Schon am nächsten Morgen begann mein neues Leben mit vollem Ernste. Miß Susan Bagshot gestattete mir nicht, meine Zeit bis zur Ankunft meiner Zöglinge müßig hinzubringen. Sie gab mir einen Stoß von Aufgaben zur Durchsicht und trug mir die Vollendung einer schwierigen Nadelarbeit auf. Ich fand in der That, daß ich an dieser, in der Liebe schiffbrüchigen Dame eine scharfe Zuchtmeisterin besaß.
»Mädchen Ihres Alters sind so unverbesserlich träge,« sagte sie, »daß Sie in Albury Lodge keine Zeit zum Müßiggang haben werden. Um dreiviertel auf Sechs läutet die Glocke zum ersten mal und um Viertel auf Sieben erwarte ich Sie im Schulzimmer zu sehen. Sie werden von da an bis um acht Uhr, wo wir frühstücken, die Clavierübungen der jüngeren Zöglinge überwachen. Von neun bis zwölf Uhr werden Sie in der zweiten Abtheilung der zweiten Klasse den Unterricht im Englischen übernehmen. Nach dem Mittagessen bis vier Uhr werden Sie diesen Unterricht fortsetzen, und von vier bis fünf die Klasse für Nadelarbeit beaufsichtigen. Ihre Abende werden — mit Ausnahme der sorgfältigen Durchsicht und Verbesserung aller schriftlichen Aufgaben des Tags — Ihnen angehöre.
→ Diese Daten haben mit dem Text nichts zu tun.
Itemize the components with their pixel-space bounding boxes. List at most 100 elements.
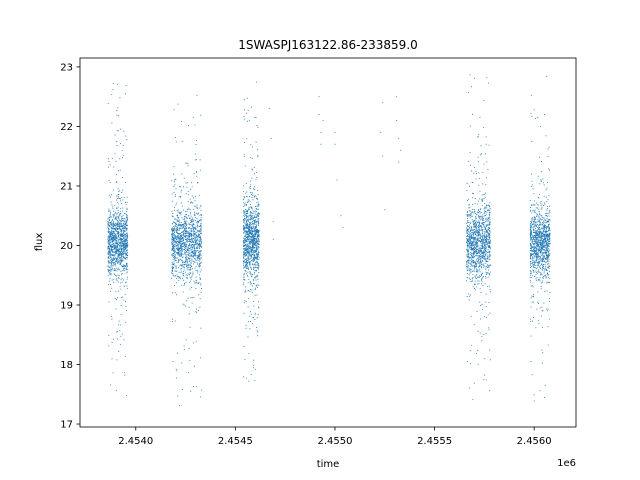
data-point — [489, 291, 491, 293]
data-point — [250, 156, 252, 158]
data-point — [256, 257, 258, 259]
data-point — [483, 257, 485, 259]
data-point — [249, 223, 251, 225]
data-point — [244, 253, 245, 255]
data-point — [469, 241, 471, 243]
data-point — [114, 233, 116, 235]
data-point — [184, 249, 186, 250]
data-point — [109, 232, 111, 234]
data-point — [484, 248, 486, 250]
data-point — [466, 235, 468, 237]
data-point — [116, 258, 118, 260]
data-point — [485, 247, 487, 249]
data-point — [173, 262, 175, 264]
data-point — [250, 250, 252, 252]
data-point — [191, 302, 193, 304]
data-point — [547, 260, 549, 262]
data-point — [468, 277, 470, 279]
data-point — [242, 279, 244, 281]
data-point — [175, 222, 177, 224]
data-point — [489, 239, 491, 241]
data-point — [247, 251, 248, 253]
data-point — [530, 228, 531, 230]
data-point — [122, 207, 124, 209]
data-point — [477, 200, 479, 202]
data-point — [246, 215, 248, 217]
data-point — [171, 272, 173, 274]
data-point — [484, 197, 486, 199]
data-point — [256, 245, 257, 247]
data-point — [535, 272, 537, 273]
data-point — [466, 265, 468, 267]
data-point — [472, 232, 474, 234]
data-point — [486, 316, 487, 318]
data-point — [115, 257, 117, 259]
data-point — [185, 300, 187, 302]
data-point — [480, 305, 482, 307]
data-point — [547, 266, 549, 268]
data-point — [174, 256, 176, 258]
data-point — [178, 217, 180, 219]
data-point — [122, 251, 124, 253]
data-point — [182, 238, 183, 240]
data-point — [488, 230, 490, 232]
data-point — [173, 237, 175, 239]
data-point — [468, 214, 470, 216]
data-point — [485, 258, 487, 260]
data-point — [174, 180, 175, 182]
data-point — [481, 245, 483, 247]
data-point — [251, 192, 253, 194]
data-point — [242, 205, 244, 207]
data-point — [176, 370, 178, 372]
data-point — [190, 221, 192, 223]
data-point — [466, 230, 468, 232]
data-point — [243, 224, 244, 226]
data-point — [249, 273, 251, 275]
data-point — [125, 218, 127, 220]
data-point — [111, 225, 113, 227]
data-point — [545, 252, 547, 254]
data-point — [185, 243, 187, 245]
data-point — [194, 247, 196, 249]
data-point — [254, 255, 256, 257]
data-point — [183, 284, 185, 286]
data-point — [539, 183, 541, 185]
data-point — [476, 244, 478, 246]
data-point — [122, 210, 123, 212]
data-point — [485, 301, 487, 303]
data-point — [468, 260, 469, 261]
data-point — [255, 279, 257, 281]
data-point — [472, 182, 474, 184]
data-point — [244, 238, 246, 239]
data-point — [246, 224, 248, 225]
data-point — [246, 195, 247, 197]
data-point — [176, 245, 178, 247]
data-point — [112, 245, 114, 247]
data-point — [188, 194, 189, 196]
data-point — [479, 190, 481, 192]
data-point — [115, 260, 117, 262]
data-point — [256, 317, 258, 319]
data-point — [116, 248, 118, 250]
data-point — [179, 246, 181, 248]
data-point — [250, 203, 251, 205]
data-point — [119, 252, 121, 254]
data-point — [127, 236, 129, 238]
data-point — [257, 255, 259, 257]
data-point — [178, 236, 180, 238]
data-point — [124, 226, 126, 228]
data-point — [178, 234, 180, 236]
data-point — [472, 192, 473, 194]
data-point — [198, 248, 200, 250]
data-point — [254, 232, 256, 234]
data-point — [122, 269, 124, 271]
data-point — [248, 231, 249, 233]
data-point — [480, 279, 482, 281]
data-point — [245, 226, 247, 228]
data-point — [244, 219, 246, 221]
data-point — [197, 225, 198, 226]
data-point — [246, 257, 248, 259]
data-point — [118, 245, 120, 247]
data-point — [187, 238, 189, 240]
data-point — [200, 214, 202, 216]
Ich hoffe, daß Sie eine aufrichtige Neigung für Ihren Beruf haben, Miß Crofton.«
Ich sagte, ich hoffe meine Beschäftigung mehr und mehr lieb zu gewinnen, je mehr ich damit vertraut würde.
Miß Susan schüttelte bedenklich den Kopf.
»Wenn Sie keine wahre Neigung für Ihren Beruf haben, so werden Sie niemals etwas Tüchtiges darin leisten.« sagte sie feierlich.
Ich gestehe offen, daß ich diese Neigung, von der sie sprach, niemals in mir fühlte. Ich bestrebte mich, meine Pflicht zu thun und unterzog mich der schweren Aufgabe, wie ich hoffe, mit Geduld und Heiterkeit. Aber die trockene Einförmigkeit dieses Berufs hatte nichts Angenehmes für mich und ich konnte nicht begreifen, wie Miß Susan — wie es offenbar der Fall war — in der Ausübung ihrer Autorität über diese unglücklichen Schülerinnen ein Vergnügen finden konnte.